Quelques secondes s’écoulèrent. Marthe avait senti un souffle froid, qui lui glaçait la racine des cheveux.

— Dites donc, madame, regardez !

Anxieuse, madame Sabathier feignit de ne pas comprendre.

— Quoi donc ? ma fille.

— Mon frère, regardez ! .. Il ne bouge plus. Il a ouvert la bouche, et puis il n’a plus bougé.

Alors, toutes deux frémirent, dans la certitude qu’il était mort. Il venait de passer, sans un râle, sans un souffle, comme si la vie s’en fût allée dans son regard, par ses grands yeux d’amour, dévorants de passion. Il avait expiré en regardant la Vierge, et rien n’était d’une douceur comparable, et il continuait à la regarder de ses yeux morts, avec d’ineffables délices.

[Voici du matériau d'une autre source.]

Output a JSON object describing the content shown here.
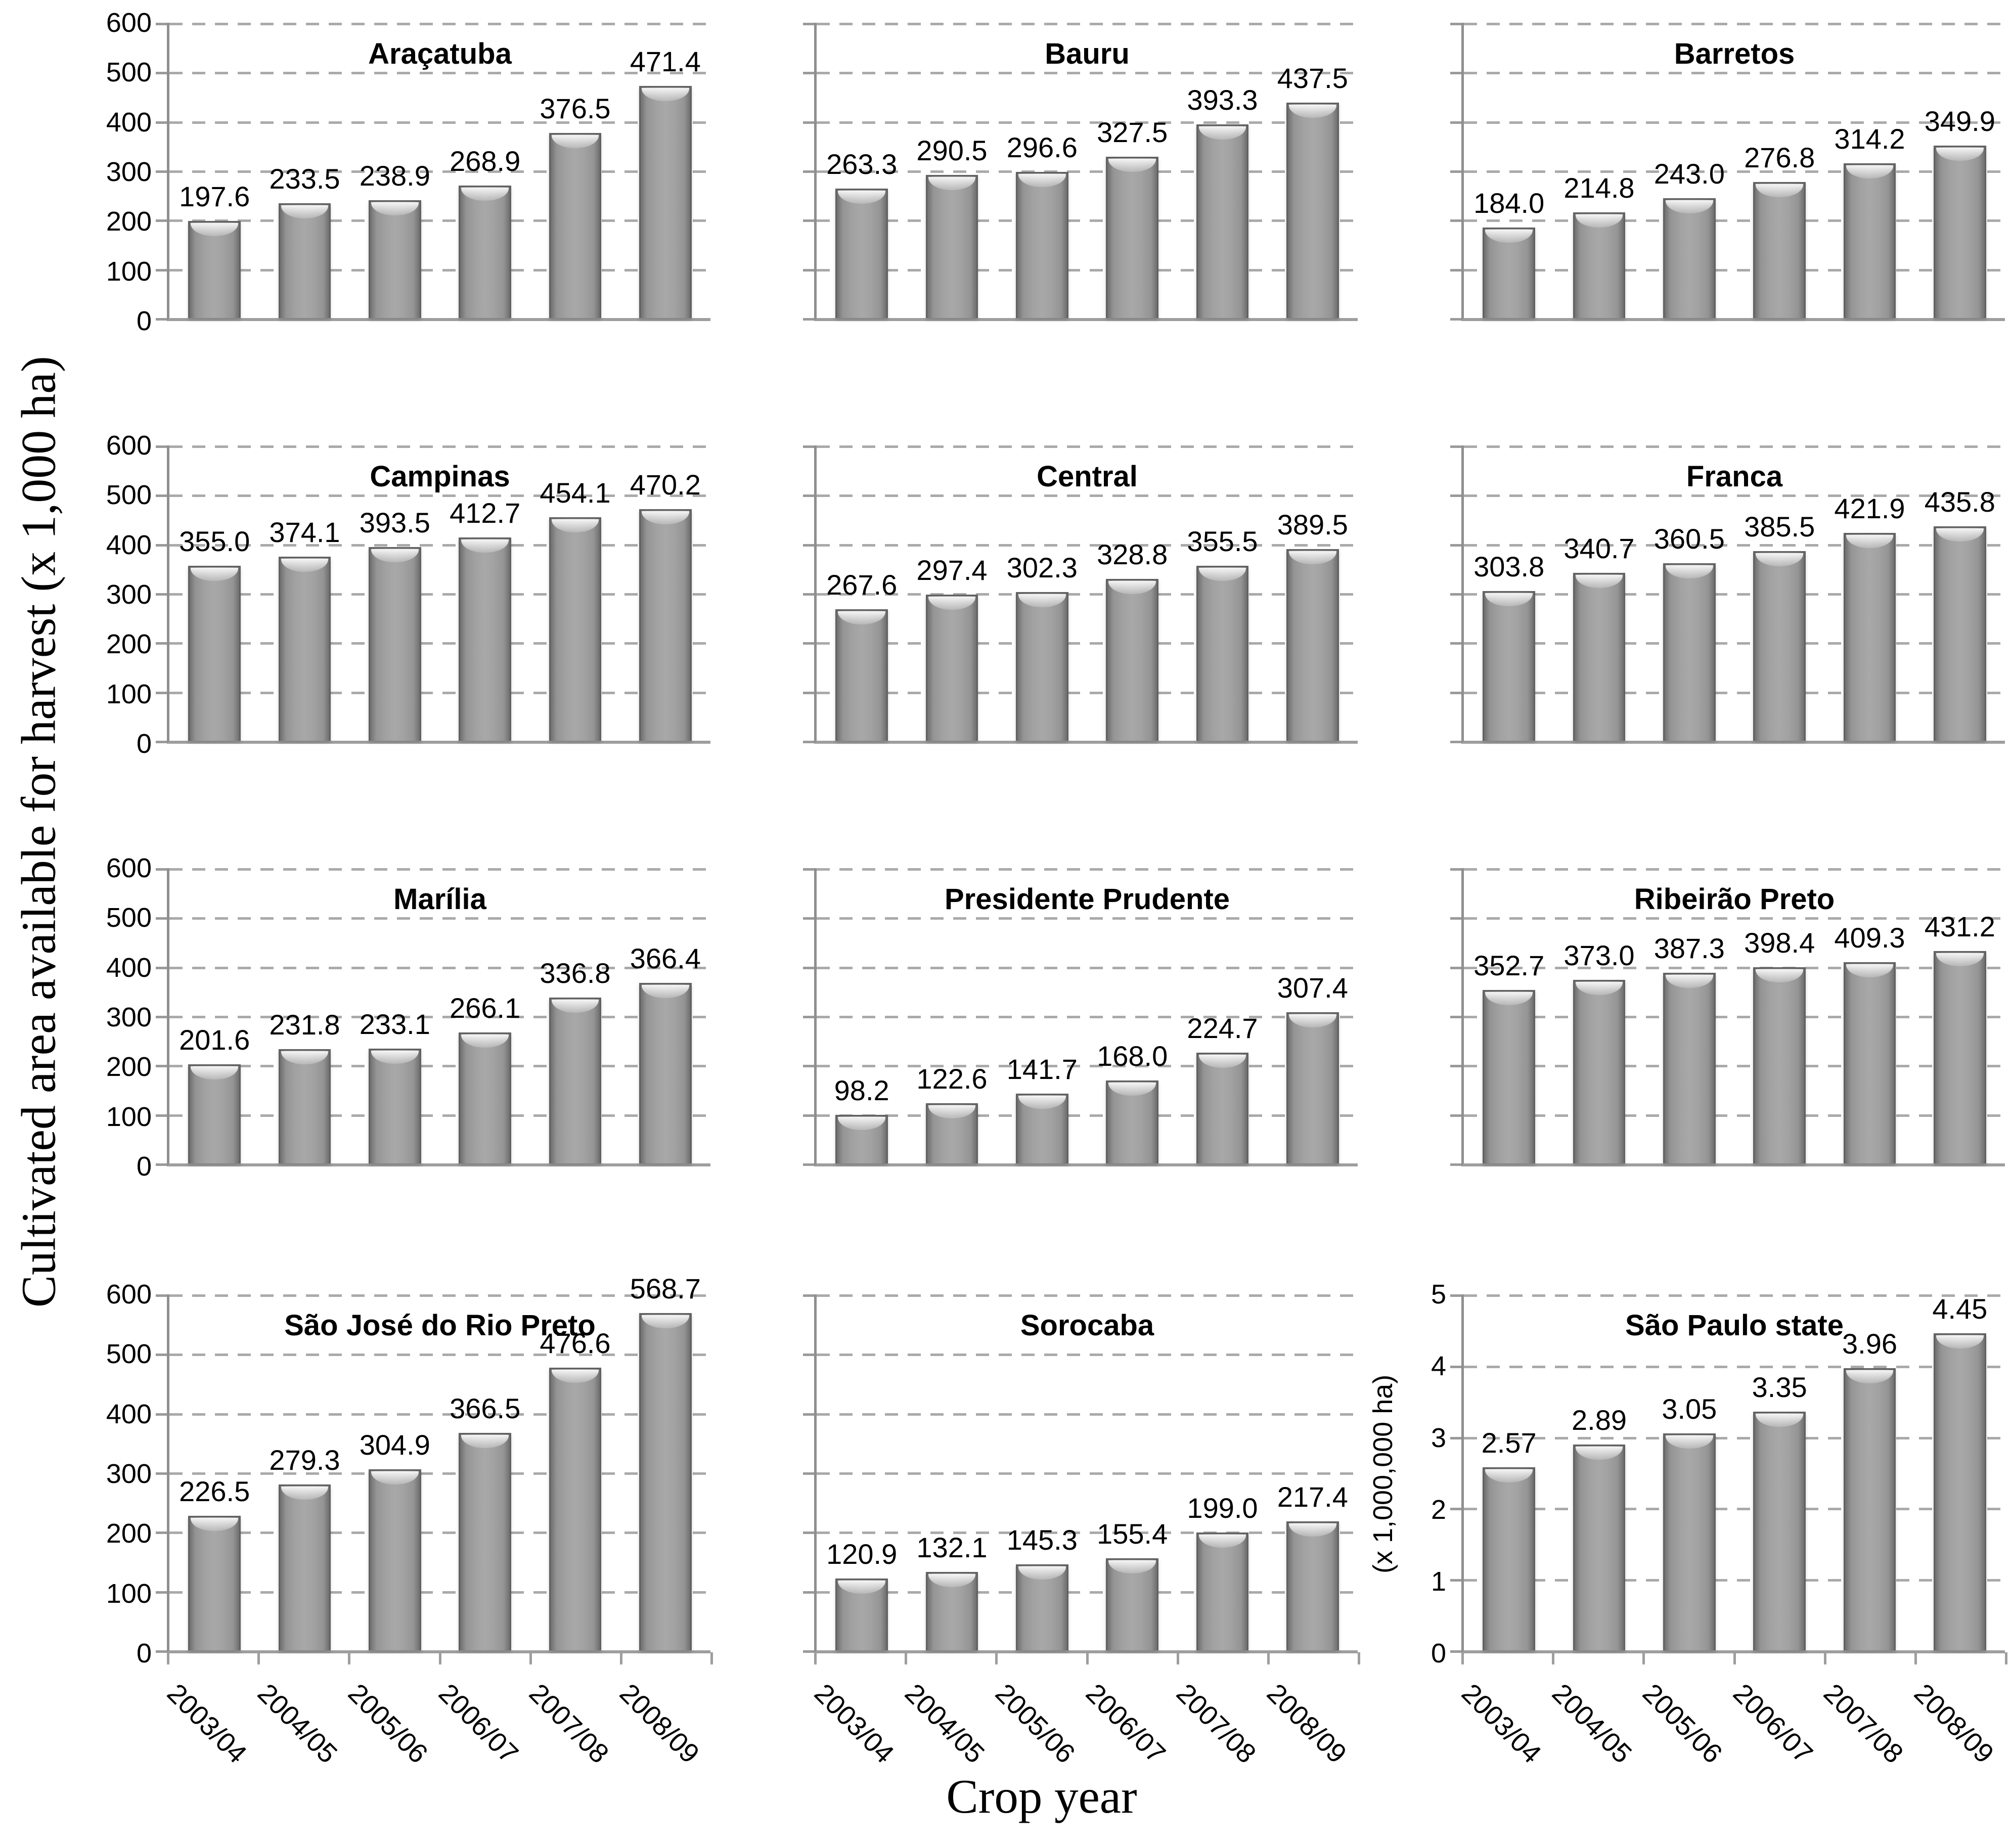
{
  "figure": {
    "y_axis_label": "Cultivated area available for harvest (x 1,000 ha)",
    "x_axis_label": "Crop year"
  },
  "colors": {
    "bar_fill": "#a8a8a8",
    "bar_edge": "#616161",
    "gridline": "#aaaaaa",
    "axis": "#8f8f8f",
    "text": "#000000"
  },
  "chart_data": [
    {
      "type": "bar",
      "title": "Araçatuba",
      "categories": [
        "2003/04",
        "2004/05",
        "2005/06",
        "2006/07",
        "2007/08",
        "2008/09"
      ],
      "values": [
        197.6,
        233.5,
        238.9,
        268.9,
        376.5,
        471.4
      ],
      "labels": [
        "197.6",
        "233.5",
        "238.9",
        "268.9",
        "376.5",
        "471.4"
      ],
      "ylim": [
        0,
        600
      ],
      "ytick_step": 100,
      "grid": true,
      "show_ytick_labels": true,
      "show_xtick_labels": false,
      "ylabel": ""
    },
    {
      "type": "bar",
      "title": "Bauru",
      "categories": [
        "2003/04",
        "2004/05",
        "2005/06",
        "2006/07",
        "2007/08",
        "2008/09"
      ],
      "values": [
        263.3,
        290.5,
        296.6,
        327.5,
        393.3,
        437.5
      ],
      "labels": [
        "263.3",
        "290.5",
        "296.6",
        "327.5",
        "393.3",
        "437.5"
      ],
      "ylim": [
        0,
        600
      ],
      "ytick_step": 100,
      "grid": true,
      "show_ytick_labels": false,
      "show_xtick_labels": false,
      "ylabel": ""
    },
    {
      "type": "bar",
      "title": "Barretos",
      "categories": [
        "2003/04",
        "2004/05",
        "2005/06",
        "2006/07",
        "2007/08",
        "2008/09"
      ],
      "values": [
        184.0,
        214.8,
        243.0,
        276.8,
        314.2,
        349.9
      ],
      "labels": [
        "184.0",
        "214.8",
        "243.0",
        "276.8",
        "314.2",
        "349.9"
      ],
      "ylim": [
        0,
        600
      ],
      "ytick_step": 100,
      "grid": true,
      "show_ytick_labels": false,
      "show_xtick_labels": false,
      "ylabel": ""
    },
    {
      "type": "bar",
      "title": "Campinas",
      "categories": [
        "2003/04",
        "2004/05",
        "2005/06",
        "2006/07",
        "2007/08",
        "2008/09"
      ],
      "values": [
        355.0,
        374.1,
        393.5,
        412.7,
        454.1,
        470.2
      ],
      "labels": [
        "355.0",
        "374.1",
        "393.5",
        "412.7",
        "454.1",
        "470.2"
      ],
      "ylim": [
        0,
        600
      ],
      "ytick_step": 100,
      "grid": true,
      "show_ytick_labels": true,
      "show_xtick_labels": false,
      "ylabel": ""
    },
    {
      "type": "bar",
      "title": "Central",
      "categories": [
        "2003/04",
        "2004/05",
        "2005/06",
        "2006/07",
        "2007/08",
        "2008/09"
      ],
      "values": [
        267.6,
        297.4,
        302.3,
        328.8,
        355.5,
        389.5
      ],
      "labels": [
        "267.6",
        "297.4",
        "302.3",
        "328.8",
        "355.5",
        "389.5"
      ],
      "ylim": [
        0,
        600
      ],
      "ytick_step": 100,
      "grid": true,
      "show_ytick_labels": false,
      "show_xtick_labels": false,
      "ylabel": ""
    },
    {
      "type": "bar",
      "title": "Franca",
      "categories": [
        "2003/04",
        "2004/05",
        "2005/06",
        "2006/07",
        "2007/08",
        "2008/09"
      ],
      "values": [
        303.8,
        340.7,
        360.5,
        385.5,
        421.9,
        435.8
      ],
      "labels": [
        "303.8",
        "340.7",
        "360.5",
        "385.5",
        "421.9",
        "435.8"
      ],
      "ylim": [
        0,
        600
      ],
      "ytick_step": 100,
      "grid": true,
      "show_ytick_labels": false,
      "show_xtick_labels": false,
      "ylabel": ""
    },
    {
      "type": "bar",
      "title": "Marília",
      "categories": [
        "2003/04",
        "2004/05",
        "2005/06",
        "2006/07",
        "2007/08",
        "2008/09"
      ],
      "values": [
        201.6,
        231.8,
        233.1,
        266.1,
        336.8,
        366.4
      ],
      "labels": [
        "201.6",
        "231.8",
        "233.1",
        "266.1",
        "336.8",
        "366.4"
      ],
      "ylim": [
        0,
        600
      ],
      "ytick_step": 100,
      "grid": true,
      "show_ytick_labels": true,
      "show_xtick_labels": false,
      "ylabel": ""
    },
    {
      "type": "bar",
      "title": "Presidente Prudente",
      "categories": [
        "2003/04",
        "2004/05",
        "2005/06",
        "2006/07",
        "2007/08",
        "2008/09"
      ],
      "values": [
        98.2,
        122.6,
        141.7,
        168.0,
        224.7,
        307.4
      ],
      "labels": [
        "98.2",
        "122.6",
        "141.7",
        "168.0",
        "224.7",
        "307.4"
      ],
      "ylim": [
        0,
        600
      ],
      "ytick_step": 100,
      "grid": true,
      "show_ytick_labels": false,
      "show_xtick_labels": false,
      "ylabel": ""
    },
    {
      "type": "bar",
      "title": "Ribeirão Preto",
      "categories": [
        "2003/04",
        "2004/05",
        "2005/06",
        "2006/07",
        "2007/08",
        "2008/09"
      ],
      "values": [
        352.7,
        373.0,
        387.3,
        398.4,
        409.3,
        431.2
      ],
      "labels": [
        "352.7",
        "373.0",
        "387.3",
        "398.4",
        "409.3",
        "431.2"
      ],
      "ylim": [
        0,
        600
      ],
      "ytick_step": 100,
      "grid": true,
      "show_ytick_labels": false,
      "show_xtick_labels": false,
      "ylabel": ""
    },
    {
      "type": "bar",
      "title": "São José do Rio Preto",
      "categories": [
        "2003/04",
        "2004/05",
        "2005/06",
        "2006/07",
        "2007/08",
        "2008/09"
      ],
      "values": [
        226.5,
        279.3,
        304.9,
        366.5,
        476.6,
        568.7
      ],
      "labels": [
        "226.5",
        "279.3",
        "304.9",
        "366.5",
        "476.6",
        "568.7"
      ],
      "ylim": [
        0,
        600
      ],
      "ytick_step": 100,
      "grid": true,
      "show_ytick_labels": true,
      "show_xtick_labels": true,
      "ylabel": ""
    },
    {
      "type": "bar",
      "title": "Sorocaba",
      "categories": [
        "2003/04",
        "2004/05",
        "2005/06",
        "2006/07",
        "2007/08",
        "2008/09"
      ],
      "values": [
        120.9,
        132.1,
        145.3,
        155.4,
        199.0,
        217.4
      ],
      "labels": [
        "120.9",
        "132.1",
        "145.3",
        "155.4",
        "199.0",
        "217.4"
      ],
      "ylim": [
        0,
        600
      ],
      "ytick_step": 100,
      "grid": true,
      "show_ytick_labels": false,
      "show_xtick_labels": true,
      "ylabel": ""
    },
    {
      "type": "bar",
      "title": "São Paulo state",
      "categories": [
        "2003/04",
        "2004/05",
        "2005/06",
        "2006/07",
        "2007/08",
        "2008/09"
      ],
      "values": [
        2.57,
        2.89,
        3.05,
        3.35,
        3.96,
        4.45
      ],
      "labels": [
        "2.57",
        "2.89",
        "3.05",
        "3.35",
        "3.96",
        "4.45"
      ],
      "ylim": [
        0,
        5
      ],
      "ytick_step": 1,
      "grid": true,
      "show_ytick_labels": true,
      "show_xtick_labels": true,
      "ylabel": "(x 1,000,000 ha)"
    }
  ]
}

— Tâchez de lui fermer les yeux, murmura madame Sabathier. Nous saurons bien.

Marthe s’était levée ; et, se penchant, pour qu’on ne la vît pas, elle s’efforça de fermer les yeux, d’un doigt qui tremblait. Mais, chaque fois, les yeux se rouvraient, regardaient de nouveau la Vierge, obstinément. Il était mort, et elle dut les laisser grands ouverts, noyés d’une extase sans fin.